Frances had introduced me to Timmy (Themistocles), her eldest nephew, a big Greek-American Vietnam Vet with a penchant for games. Since I was new in town and Timmy was a fellow “countryman,” I agreed to spend Saturday with him and a buddy of his. Timmy was to pick me up around noon at Albemarle St., with a surprise in the trunk of his car. I also had a first date set up for that night with a guy who lived nearby, on Yuma St.

As soon as I woke up that Saturday morning, something made me grab pen and paper and scribble these words:

Clouds are organizing in the East.

The marksman kneels in the nettle.

Black trees against a fiery background cut a jagged crosshatch through the sky.

Like teeth in the neck of a rabbit, blood pours from the sky.

Right away I thought, “These mysterious words have nothing to do with me.” I pulled on my jeans and stuffed the paper in my back pocket.

After Timmy came to pick me up, Timmy said, “Let’s see what’s on the radio.” He turned it on, and out came the words:

“Clouds are organizing in the East.” Then, irritated, Timmy shut the radio and said, “Hell, it sounds like it might rain.”

We drove about a half hour and were out in the country. Timmy parked the car next to a field and said, “This is as good a place as any.” I wondered what he had planned. He got out, opened the trunk of the car and showed me three skeet-shooting rifles. Gleefully, I grabbed a gun and followed the two guys to a stand of long grass.

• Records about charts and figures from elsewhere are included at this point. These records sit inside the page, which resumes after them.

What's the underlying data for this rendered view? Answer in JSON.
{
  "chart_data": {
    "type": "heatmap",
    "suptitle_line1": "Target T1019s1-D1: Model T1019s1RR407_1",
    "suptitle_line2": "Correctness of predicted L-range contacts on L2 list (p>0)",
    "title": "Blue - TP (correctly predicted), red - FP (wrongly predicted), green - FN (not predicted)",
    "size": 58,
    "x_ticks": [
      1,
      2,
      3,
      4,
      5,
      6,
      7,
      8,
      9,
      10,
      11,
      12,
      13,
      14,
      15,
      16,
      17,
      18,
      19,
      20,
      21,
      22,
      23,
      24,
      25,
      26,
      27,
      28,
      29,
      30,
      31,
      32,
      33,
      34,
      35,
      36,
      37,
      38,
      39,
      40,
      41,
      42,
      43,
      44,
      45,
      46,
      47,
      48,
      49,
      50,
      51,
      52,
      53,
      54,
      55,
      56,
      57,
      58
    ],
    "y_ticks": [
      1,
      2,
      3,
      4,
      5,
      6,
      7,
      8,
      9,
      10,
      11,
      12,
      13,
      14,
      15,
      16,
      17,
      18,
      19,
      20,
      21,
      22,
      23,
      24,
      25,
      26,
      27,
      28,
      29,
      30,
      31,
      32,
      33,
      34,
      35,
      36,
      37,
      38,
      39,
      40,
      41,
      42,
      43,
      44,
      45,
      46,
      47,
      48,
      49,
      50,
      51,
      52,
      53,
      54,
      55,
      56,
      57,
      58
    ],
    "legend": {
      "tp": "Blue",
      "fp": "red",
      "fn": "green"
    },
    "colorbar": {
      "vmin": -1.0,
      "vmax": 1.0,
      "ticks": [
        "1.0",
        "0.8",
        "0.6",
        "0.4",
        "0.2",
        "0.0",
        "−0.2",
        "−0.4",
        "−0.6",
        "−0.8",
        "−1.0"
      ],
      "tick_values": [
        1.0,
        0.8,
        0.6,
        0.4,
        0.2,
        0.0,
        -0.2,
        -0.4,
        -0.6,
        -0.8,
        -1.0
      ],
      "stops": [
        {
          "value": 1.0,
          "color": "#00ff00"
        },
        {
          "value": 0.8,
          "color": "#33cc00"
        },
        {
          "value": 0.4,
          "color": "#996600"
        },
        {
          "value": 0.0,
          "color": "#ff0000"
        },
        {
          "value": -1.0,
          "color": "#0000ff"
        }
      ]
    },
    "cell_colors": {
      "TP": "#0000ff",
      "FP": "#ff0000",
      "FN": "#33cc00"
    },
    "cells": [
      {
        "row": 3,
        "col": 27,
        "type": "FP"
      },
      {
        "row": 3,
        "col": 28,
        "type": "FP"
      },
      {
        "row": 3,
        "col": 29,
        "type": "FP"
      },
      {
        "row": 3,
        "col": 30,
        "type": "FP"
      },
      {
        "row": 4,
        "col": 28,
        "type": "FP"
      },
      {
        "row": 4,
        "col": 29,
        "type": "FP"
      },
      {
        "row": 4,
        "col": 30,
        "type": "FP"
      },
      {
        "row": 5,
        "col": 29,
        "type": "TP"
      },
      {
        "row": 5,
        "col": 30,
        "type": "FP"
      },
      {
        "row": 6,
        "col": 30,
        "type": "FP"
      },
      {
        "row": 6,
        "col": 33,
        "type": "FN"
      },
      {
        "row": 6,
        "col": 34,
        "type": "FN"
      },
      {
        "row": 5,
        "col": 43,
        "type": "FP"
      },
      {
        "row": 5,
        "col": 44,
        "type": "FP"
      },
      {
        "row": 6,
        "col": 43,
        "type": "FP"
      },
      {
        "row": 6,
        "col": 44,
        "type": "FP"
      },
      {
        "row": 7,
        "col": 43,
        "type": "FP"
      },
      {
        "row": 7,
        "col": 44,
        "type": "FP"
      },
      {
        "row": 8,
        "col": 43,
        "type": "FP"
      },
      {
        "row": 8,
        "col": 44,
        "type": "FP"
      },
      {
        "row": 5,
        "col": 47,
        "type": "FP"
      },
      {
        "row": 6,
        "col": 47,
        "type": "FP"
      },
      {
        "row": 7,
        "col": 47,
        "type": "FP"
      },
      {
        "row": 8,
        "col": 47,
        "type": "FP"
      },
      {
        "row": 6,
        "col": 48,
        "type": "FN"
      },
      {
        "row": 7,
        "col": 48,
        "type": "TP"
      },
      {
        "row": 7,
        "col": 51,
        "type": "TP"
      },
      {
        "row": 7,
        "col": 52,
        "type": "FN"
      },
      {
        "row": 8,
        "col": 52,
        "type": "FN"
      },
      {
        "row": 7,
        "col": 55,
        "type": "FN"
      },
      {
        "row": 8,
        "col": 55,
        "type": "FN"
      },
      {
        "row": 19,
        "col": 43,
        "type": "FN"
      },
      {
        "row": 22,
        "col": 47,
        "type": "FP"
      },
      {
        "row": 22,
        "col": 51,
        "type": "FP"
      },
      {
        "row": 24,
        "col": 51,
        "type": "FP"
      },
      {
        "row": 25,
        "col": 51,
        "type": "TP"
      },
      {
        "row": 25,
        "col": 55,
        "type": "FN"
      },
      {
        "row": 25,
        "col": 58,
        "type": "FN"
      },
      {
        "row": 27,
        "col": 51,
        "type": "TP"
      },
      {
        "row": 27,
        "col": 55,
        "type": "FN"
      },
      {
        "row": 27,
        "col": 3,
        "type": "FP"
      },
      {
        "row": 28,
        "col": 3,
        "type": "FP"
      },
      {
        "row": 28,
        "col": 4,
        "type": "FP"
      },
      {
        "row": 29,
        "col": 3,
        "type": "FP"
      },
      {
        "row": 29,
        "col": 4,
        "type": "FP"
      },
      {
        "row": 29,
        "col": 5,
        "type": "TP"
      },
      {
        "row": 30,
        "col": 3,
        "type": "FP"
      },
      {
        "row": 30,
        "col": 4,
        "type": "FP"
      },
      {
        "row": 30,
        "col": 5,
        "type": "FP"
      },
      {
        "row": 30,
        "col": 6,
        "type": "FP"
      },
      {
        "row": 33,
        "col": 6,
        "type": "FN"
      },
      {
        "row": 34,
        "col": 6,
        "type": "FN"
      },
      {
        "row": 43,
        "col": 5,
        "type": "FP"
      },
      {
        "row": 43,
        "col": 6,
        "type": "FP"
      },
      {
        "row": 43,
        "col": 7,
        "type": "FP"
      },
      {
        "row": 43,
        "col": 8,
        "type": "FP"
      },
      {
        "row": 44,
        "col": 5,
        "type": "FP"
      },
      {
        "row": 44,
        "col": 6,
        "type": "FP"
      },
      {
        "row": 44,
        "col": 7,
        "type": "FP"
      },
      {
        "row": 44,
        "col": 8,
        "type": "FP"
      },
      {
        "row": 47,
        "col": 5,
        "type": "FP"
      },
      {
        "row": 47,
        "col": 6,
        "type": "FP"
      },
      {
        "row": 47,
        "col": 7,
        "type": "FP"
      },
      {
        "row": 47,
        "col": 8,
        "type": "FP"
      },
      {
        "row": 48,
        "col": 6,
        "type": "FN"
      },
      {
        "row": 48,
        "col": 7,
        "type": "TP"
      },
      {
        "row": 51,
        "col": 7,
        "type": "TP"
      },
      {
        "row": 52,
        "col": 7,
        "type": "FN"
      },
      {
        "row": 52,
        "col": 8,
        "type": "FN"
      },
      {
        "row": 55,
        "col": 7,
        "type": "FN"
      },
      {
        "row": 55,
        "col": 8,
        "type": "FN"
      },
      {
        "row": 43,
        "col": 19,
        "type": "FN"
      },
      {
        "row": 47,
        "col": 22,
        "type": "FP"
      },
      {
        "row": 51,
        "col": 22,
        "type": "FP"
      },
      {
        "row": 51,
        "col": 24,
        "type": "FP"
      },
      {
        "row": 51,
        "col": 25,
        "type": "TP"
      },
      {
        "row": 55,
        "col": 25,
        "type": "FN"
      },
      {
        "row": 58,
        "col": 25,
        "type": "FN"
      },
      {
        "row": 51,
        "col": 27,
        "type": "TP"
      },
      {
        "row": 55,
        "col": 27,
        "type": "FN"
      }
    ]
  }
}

Then the young man, the buddy, knelt and took his first shot:

“The marksman kneels in the nettle.”

I thought, “This is interesting . . . first one line and then the next. ”

We had great fun skeet shooting all afternoon and started the drive home at sunset. I noticed the brilliant orange sky and the black trees in front of it:

“Black trees against a fiery background cut a jagged crosshatch through the sky.”

That night, when the guy from Yuma St. came over to Albemarle St. to pick me up for our date, I was combing my hair in the living room, looking into the mirror, and I could see him looking at me from behind. He said, “You might think this is kind of weird, but as I look at your hair, neck and teeth, I picture a rabbit in a field.” I pulled out the paper from my back pocket and was stunned: “Like teeth in the neck of a rabbit.”

But I didn’t think twice about going out that night.

On the morning of September 11, 2001, I awoke and again grabbed pen and paper and wrote down the same lines I’d written in 1977. I’d forgotten that the last line hadn’t “come out” yet. I nervously drove over to attend seminary class, parked my car and went into the TV lounge and saw the World Trade Centers being ripped by planes. In panic, I ran to the chapel, where we all prayed. As I prayed I thought,

“So: It took this many years for the last line to come out:

“Blood pours from the sky.”

But that day ALL the lines came out.

Kyrie Eleison (Greek: “Lord, have mercy”).